The most advanced plans are in Taiwan, where the government has announced that prostitution will only be permitted in specially allocated red-light zones. Women and men who want to work in brothels in these areas can apply for a permit. Prostitution in massage parlours and coffee houses outside these zones will remain illegal. The Taiwanese government says it hopes this approach will help them combat people trafficking and offer better protection to workers in the sex industry.

In Canada, too, the law on prostitution was recently relaxed. In the city of Toronto, Councillor Giorgio Mammoliti proposed setting up a red-light district along the same lines as in Amsterdam. At present, prostitution is spread throughout the city. “It would also be a good thing for Toronto’s economy, as a red-light district will attract tourists,” Mr Mammoliti argues.
Ideally he would like to see the district located on Toronto Island, near the city centre. The suggested location has already sparked a good deal of criticism. Nevertheless, in Toronto it seems like the discussion is more about where rather than whether a red-light district should be created.

In Barcelona, things haven’t quite gone that far. The residents of the Raval district recently raised the alarm about the increase in prostitution on their streets. Raval borders on the famous shopping street Las Ramblas and has for some years been the pitch of mostly African prostitutes offering their services at rock bottom prices. Around the historical market hall La Boqueria, customers are pleasured out in the open in the evening and at night.
Local residents have had enough of these public shenanigans and want the sex workers banished from the streets. One solution could be along Dutch lines, with the prostitutes on display in windows.

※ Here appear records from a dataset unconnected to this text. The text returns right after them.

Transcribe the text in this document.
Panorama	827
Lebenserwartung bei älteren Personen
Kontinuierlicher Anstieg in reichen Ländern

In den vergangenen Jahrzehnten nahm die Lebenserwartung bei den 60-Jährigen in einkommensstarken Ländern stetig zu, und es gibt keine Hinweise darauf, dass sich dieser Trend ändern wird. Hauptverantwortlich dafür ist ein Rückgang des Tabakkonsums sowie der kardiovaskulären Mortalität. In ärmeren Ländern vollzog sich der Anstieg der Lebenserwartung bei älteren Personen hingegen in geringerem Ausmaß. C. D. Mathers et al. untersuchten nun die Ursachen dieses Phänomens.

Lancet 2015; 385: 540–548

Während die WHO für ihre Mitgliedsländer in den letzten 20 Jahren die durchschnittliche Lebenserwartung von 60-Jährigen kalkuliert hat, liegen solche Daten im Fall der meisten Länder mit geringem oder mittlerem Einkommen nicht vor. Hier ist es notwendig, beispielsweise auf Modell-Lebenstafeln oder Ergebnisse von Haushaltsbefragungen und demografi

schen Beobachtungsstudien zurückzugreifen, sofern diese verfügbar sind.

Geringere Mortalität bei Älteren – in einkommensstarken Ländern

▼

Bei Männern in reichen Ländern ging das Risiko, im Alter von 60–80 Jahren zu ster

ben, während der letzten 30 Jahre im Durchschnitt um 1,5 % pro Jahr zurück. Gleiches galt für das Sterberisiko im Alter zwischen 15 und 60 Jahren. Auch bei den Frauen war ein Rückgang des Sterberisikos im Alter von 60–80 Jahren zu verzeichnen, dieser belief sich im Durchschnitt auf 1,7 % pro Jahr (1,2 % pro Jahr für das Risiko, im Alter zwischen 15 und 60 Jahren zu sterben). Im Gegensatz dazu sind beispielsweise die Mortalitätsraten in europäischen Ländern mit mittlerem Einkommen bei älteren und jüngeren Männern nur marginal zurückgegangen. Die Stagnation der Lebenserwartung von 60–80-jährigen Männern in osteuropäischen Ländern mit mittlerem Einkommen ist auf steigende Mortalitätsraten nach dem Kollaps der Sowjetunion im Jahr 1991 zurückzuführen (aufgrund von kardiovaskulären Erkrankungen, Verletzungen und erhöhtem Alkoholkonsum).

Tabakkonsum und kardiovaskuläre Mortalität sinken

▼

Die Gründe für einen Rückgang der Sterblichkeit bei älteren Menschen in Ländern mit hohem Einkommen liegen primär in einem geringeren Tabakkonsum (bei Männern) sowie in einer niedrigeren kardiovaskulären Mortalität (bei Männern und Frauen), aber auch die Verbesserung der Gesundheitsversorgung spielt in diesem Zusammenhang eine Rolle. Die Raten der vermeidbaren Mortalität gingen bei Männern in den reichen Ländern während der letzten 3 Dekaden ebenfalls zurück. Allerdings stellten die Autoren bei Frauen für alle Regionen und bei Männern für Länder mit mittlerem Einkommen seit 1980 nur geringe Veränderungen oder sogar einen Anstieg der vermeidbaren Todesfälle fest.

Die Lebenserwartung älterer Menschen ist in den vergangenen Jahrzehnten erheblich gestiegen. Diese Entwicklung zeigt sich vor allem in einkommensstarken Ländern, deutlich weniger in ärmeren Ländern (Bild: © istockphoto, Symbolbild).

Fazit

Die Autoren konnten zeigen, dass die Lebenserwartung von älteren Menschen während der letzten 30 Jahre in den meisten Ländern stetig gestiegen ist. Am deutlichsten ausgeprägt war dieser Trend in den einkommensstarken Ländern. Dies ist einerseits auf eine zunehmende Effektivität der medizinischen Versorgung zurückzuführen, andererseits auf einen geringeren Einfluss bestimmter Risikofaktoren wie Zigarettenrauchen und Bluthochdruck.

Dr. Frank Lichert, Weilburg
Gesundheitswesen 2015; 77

While enthusiasm for an Amsterdam-style red-light district is on the increase abroad, the Dutch capital is clamping down on prostitution. Executive Councillor Lodewijk Asscher wants to turn the red-light district into Amsterdam’s calling card, a place where human trafficking and anti-social behaviour are a thing of the past. Around 100 of the district’s 500 prostitutes’ windows have already been closed and there are plans to shut down another 120. Instead of displaying scantily clad hookers, the windows now look in on the studios of young fashion designers and even an independent radio station.

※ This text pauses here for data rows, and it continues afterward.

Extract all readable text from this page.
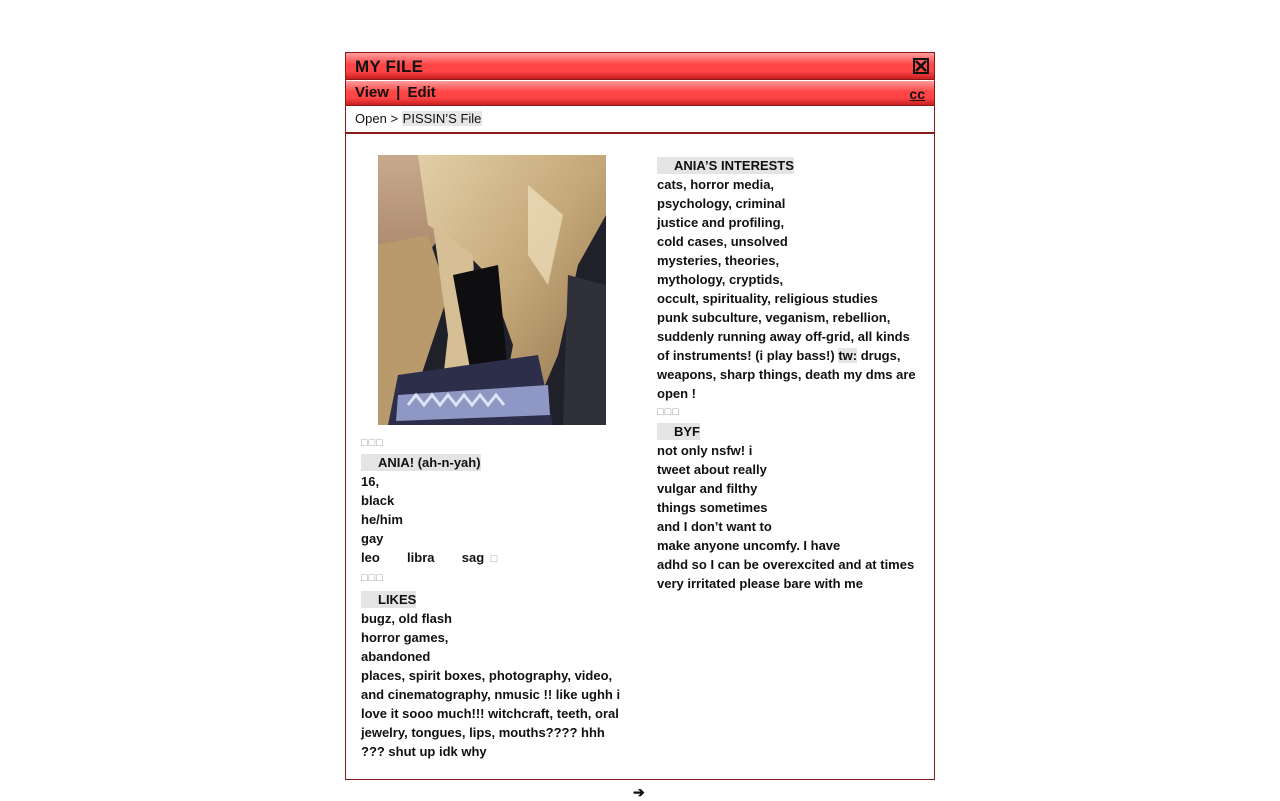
MY FILE
View | Edit	cc
Open > PISSIN’S File
□□□
ANIA! (ah-n-yah)
16,
black
he/him
gay
leo libra sag □
□□□
LIKES
bugz, old flash
horror games,
abandoned
places, spirit boxes, photography, video,
and cinematography, nmusic !! like ughh i
love it sooo much!!! witchcraft, teeth, oral
jewelry, tongues, lips, mouths???? hhh
??? shut up idk why
ANIA’S INTERESTS
cats, horror media,
psychology, criminal
justice and profiling,
cold cases, unsolved
mysteries, theories,
mythology, cryptids,
occult, spirituality, religious studies
punk subculture, veganism, rebellion,
suddenly running away off-grid, all kinds
of instruments! (i play bass!) tw: drugs,
weapons, sharp things, death my dms are
open !
□□□
BYF
not only nsfw! i
tweet about really
vulgar and filthy
things sometimes
and I don’t want to
make anyone uncomfy. I have
adhd so I can be overexcited and at times
very irritated please bare with me
➔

Amsterdam’s red-light clean-up operation is controversial. Mariska Majoor of the city’s Prostitution Information Centre is one of those opposed to it. “These plans have been drafted to combat human trafficking, yet nowhere in the world is prostitution as well-regulated as it is here. Everything is transparent and in full view and the prostitutes are easy to approach. Even tourists are surprised by the measures and think they go against the spirit of the city.”